Sorry - but if they haven't even given themselves enough breathing space to cope with a 0.25 rise then I have no sympathy. It is truly pathetic.

Bring on some more rises - let's see natural selection in action.

Friday, November 10, 2006 01:18PM Report Comment

2. paul said...

This is the big question. If it's a toss up between reigning in inlfation and crashing out the housing market, which one will Mervyn choose? Self interest will ultimately decide I think, and inflation could be left to run away.

Friday, November 10, 2006 01:29PM Report Comment

3. george monsoon said...

Buying a house is the most risky and costly purchase most people will ever make. If you do not do the homework on this one, then you deserve to fall on your @rse.

I say hike the rate just enough to tip the market into freefall!!

I have done the homework and concluded that I cannot afford to risk buying at the moment. Risk of inflation, unemployment, income issues if my partner has to stop work to raise a child..

All these factors should be considered by any person or couple wishing to buy.
Like Imbreda says, natural selection. If you don't do the prep work, you deserve to fail..

Friday, November 10, 2006 01:34PM Report Comment

4. george monsoon said...

sorry I missed interest rates.. probably the most important factor.. ...

and just to add, who the hell in their right mind would take on an interest only mortgage??

Friday, November 10, 2006 01:35PM Report Comment

5. kpjcomp said...

>> This is the big question. If it's a toss up between reigning in inlfation and crashing out the housing market, which one will Mervyn choose?
>> Self interest will ultimately decide I think, and inflation could be left to run away.

Well here's my theory, the worst thing that could happen to the banks is if inflation runs away, it would just de-value the dept. Not good for banks!!

So if the bank really do have control and self interest will ultimately decide, I'd say he'd choose inflation.

Friday, November 10, 2006 01:57PM Report Comment

6. sovietuk said...

Article says "The number of repossessions has almost doubled in the past year",

sounds like history repeating itself. People never learn, same old cycle round and round it goes.

Friday, November 10, 2006 02:17PM Report Comment

7. george monsoon said...

You would think the generations that were burned the last time round, would warn those stepping into the market now?

Sheeple power!!

Friday, November 10, 2006 03:24PM Report Comment

8. japanese uncle said...

The large picture is:

Those BTL properties have been and will remain belonging really to banks and BSs all the time, where those stupid BTlers are supposed to pay extortionate fees in the form of mortgage repayment and repair/maintenance costs every month, in return for the illusionary satisfaction that they are owning properties, allowing them to think "Damn, I am too smart". The reality is they were induced into the death trap where just one careless silly decision will keep them under the slavery for the rest of their lives. Watch out!

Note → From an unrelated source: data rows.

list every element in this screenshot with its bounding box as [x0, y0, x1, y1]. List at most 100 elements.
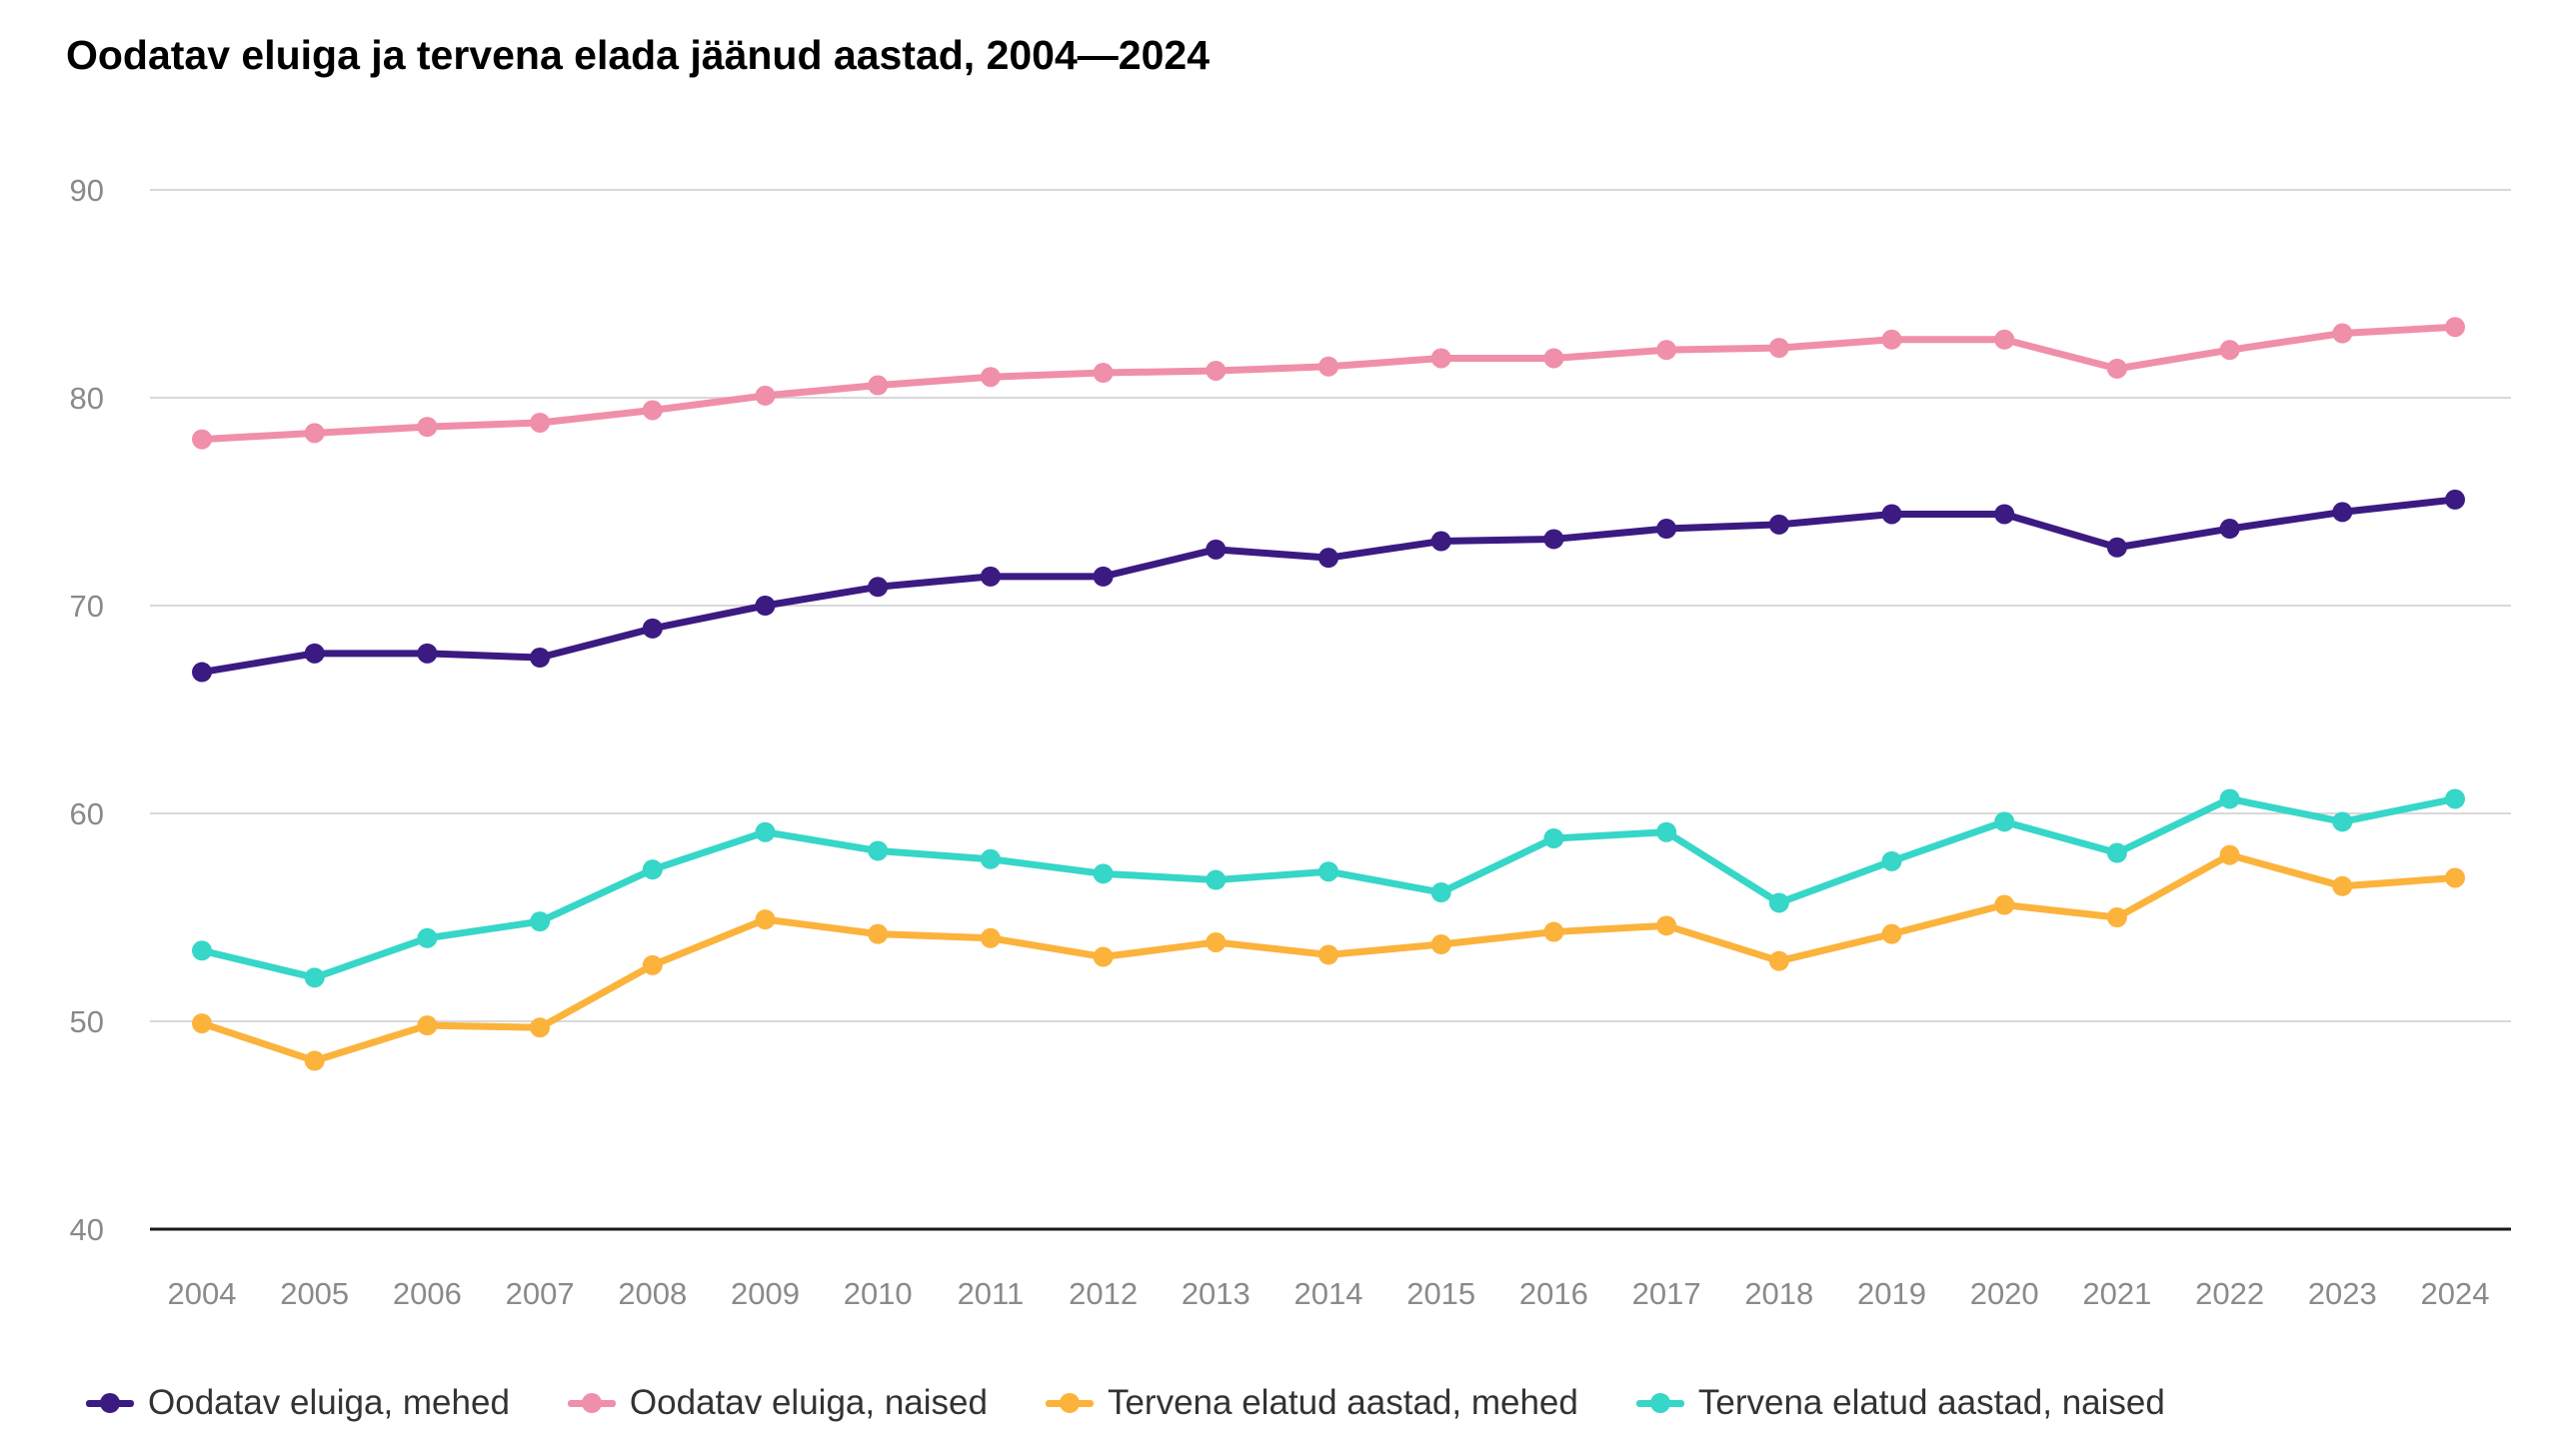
x-tick-label: 2014 — [1294, 1276, 1363, 1311]
data-point — [2219, 788, 2240, 809]
x-tick-label: 2006 — [393, 1276, 462, 1311]
y-tick-label: 90 — [70, 173, 104, 208]
data-point — [1206, 869, 1227, 890]
data-point — [2332, 875, 2353, 896]
data-point — [417, 643, 438, 664]
x-tick-label: 2022 — [2195, 1276, 2264, 1311]
legend-item: Tervena elatud aastad, naised — [1635, 1383, 2165, 1423]
data-point — [1093, 363, 1114, 384]
x-tick-label: 2024 — [2421, 1276, 2490, 1311]
data-point — [1430, 348, 1451, 369]
data-point — [1206, 539, 1227, 560]
data-point — [2332, 811, 2353, 832]
data-point — [1881, 504, 1902, 525]
data-point — [1093, 566, 1114, 587]
x-tick-label: 2021 — [2082, 1276, 2151, 1311]
data-point — [2106, 358, 2127, 379]
data-point — [1881, 850, 1902, 871]
data-point — [868, 577, 889, 598]
series-group — [192, 844, 2465, 1071]
data-point — [1768, 338, 1789, 359]
data-point — [1543, 921, 1564, 942]
data-point — [530, 1017, 551, 1038]
data-point — [755, 821, 776, 842]
chart-title: Oodatav eluiga ja tervena elada jäänud a… — [66, 32, 1210, 78]
data-point — [1994, 894, 2015, 915]
data-point — [1768, 892, 1789, 913]
data-point — [1881, 329, 1902, 350]
data-point — [1543, 827, 1564, 848]
data-point — [868, 375, 889, 396]
data-point — [192, 662, 212, 683]
x-tick-label: 2015 — [1406, 1276, 1475, 1311]
x-tick-label: 2012 — [1069, 1276, 1138, 1311]
data-point — [1994, 504, 2015, 525]
data-point — [304, 967, 325, 988]
x-tick-label: 2004 — [168, 1276, 237, 1311]
data-point — [642, 954, 663, 975]
data-point — [1656, 821, 1677, 842]
y-tick-label: 80 — [70, 381, 104, 416]
data-point — [642, 859, 663, 880]
data-point — [755, 909, 776, 930]
data-point — [530, 412, 551, 433]
legend-item: Oodatav eluiga, mehed — [86, 1383, 510, 1423]
data-point — [417, 927, 438, 948]
data-point — [417, 1015, 438, 1036]
legend-swatch — [86, 1393, 134, 1413]
data-point — [1430, 531, 1451, 552]
data-point — [1994, 811, 2015, 832]
x-tick-label: 2005 — [280, 1276, 349, 1311]
legend-label: Oodatav eluiga, mehed — [148, 1383, 510, 1422]
data-point — [2445, 788, 2465, 809]
x-tick-label: 2020 — [1970, 1276, 2039, 1311]
data-point — [980, 566, 1001, 587]
x-tick-label: 2017 — [1632, 1276, 1701, 1311]
data-point — [1093, 863, 1114, 884]
data-point — [1318, 861, 1338, 882]
data-point — [755, 596, 776, 616]
series-lines — [192, 317, 2465, 1071]
legend-label: Tervena elatud aastad, mehed — [1107, 1383, 1578, 1422]
data-point — [1206, 931, 1227, 952]
data-point — [2445, 317, 2465, 338]
x-tick-label: 2013 — [1182, 1276, 1251, 1311]
data-point — [2332, 323, 2353, 344]
data-point — [2106, 842, 2127, 863]
data-point — [1656, 519, 1677, 540]
data-point — [642, 618, 663, 639]
legend-item: Tervena elatud aastad, mehed — [1045, 1383, 1578, 1423]
legend-swatch — [1045, 1393, 1094, 1413]
data-point — [1206, 360, 1227, 381]
data-point — [304, 1050, 325, 1071]
y-tick-label: 60 — [70, 796, 104, 831]
data-point — [2219, 844, 2240, 865]
data-point — [1656, 340, 1677, 361]
data-point — [2445, 489, 2465, 510]
legend-swatch — [567, 1393, 616, 1413]
x-tick-label: 2018 — [1744, 1276, 1813, 1311]
data-point — [1318, 356, 1338, 377]
data-point — [530, 648, 551, 668]
data-point — [642, 400, 663, 421]
data-point — [2332, 502, 2353, 523]
series-group — [192, 788, 2465, 988]
data-point — [1318, 548, 1338, 569]
y-tick-label: 50 — [70, 1004, 104, 1039]
data-point — [530, 911, 551, 932]
data-point — [980, 367, 1001, 388]
legend-swatch — [1635, 1393, 1684, 1413]
data-point — [2106, 537, 2127, 558]
data-point — [1543, 529, 1564, 550]
legend-item: Oodatav eluiga, naised — [567, 1383, 988, 1423]
data-point — [1093, 946, 1114, 967]
data-point — [2219, 340, 2240, 361]
legend-label: Oodatav eluiga, naised — [629, 1383, 988, 1422]
x-tick-label: 2011 — [958, 1276, 1025, 1311]
data-point — [755, 385, 776, 406]
data-point — [1543, 348, 1564, 369]
y-tick-label: 70 — [70, 589, 104, 624]
x-tick-label: 2009 — [731, 1276, 800, 1311]
data-point — [417, 417, 438, 438]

Friday, November 10, 2006 03:43PM Report Comment

9. Jolo said...

I think the problem is the generations burnt before haven't learnt from last time round. Most have become mews and are praying on blind faith that house's will keep rising.Sadly their choosing to forget the past and trying to convince the next generations (as well as themselves) that house price's will only ever go one way.
It's all laughable really, I'll keep saving and biding my time.

Friday, November 10, 2006 05:11PM Report Comment

10. Nohpc said...

George Monsoon you play life for safe it's a wonder you get any enjoyment out of it at all. I agree that one should think through before taking on major decisions but you have to take chances too. I get the feeling you have never taken a chance in your life from the way you talk.

Saturday, November 11, 2006 08:40AM Report Comment

11. inbreda said...

Everybody seems to think that Merv has a decision to make....inflation or house prices.

To be honest, I think that house prices are doomed irrelevant of what Merv does. And I'm sure he's only too aware of the UKs sensitivity to IRs because of their enormous debt. I think this was in his mind last week when he was lamenting the fact that house prices are not counted in measures of inflation - his remit has not allowed him to control house prices, but he knows he's going to get the blame if he pops the bubble by raising rates. His hands are tied.

Merv...take the money and run.

Saturday, November 11, 2006 11:45AM Report Comment

12. Test said...

what ever they say, prices will keep on rising

Saturday, November 11, 2006 09:28PM Report Comment

13. Lem said...

Sorry nohpc, have to agree with george. It all boils down to being responsible for yourself. Im guessing the main reason that people on this blog, who are, in their majority, intelligent people, haven't made a fortune from run away house prices is that they have been taught, in some point in their lives that you get nothing for nothing. All I want is a place to call my own. Not much to ask in a developed society. Yet I can still remember my father's plight during the last crash. Negative equity doesn't sound anywhere near as bad as it should. What has been happening during the last five years has been fuelled by greed. Im sure the saying goes somewhere along the lines of 'any fool can learn by their own mistakes'. My apologies for the long sentences.

Sunday, November 12, 2006 01:18AM Report Comment

14. Moog said...

I don't blame the FTB's....have a couple of young friends who are trying to buy at present. They are terrified that they will never be able to get on to the market because of the apparent never ending increase in prices, and lenders are all too happy to profit on this fear by lending increasingly absurd amounts of money. Even a so called "independent" financial advisors is pushing them to take out a 30 year MTG at 5x their combined salaries!

Sadly the FTBs are victims in this situation. I have less sympathy for BTL buyers, who clearly seek to profit from this situation rather than house themselves. But despite my sympathy for FTBs, I hope that the rate rises push the market down as few people getting burnt now will make house ownership feasible for all in future.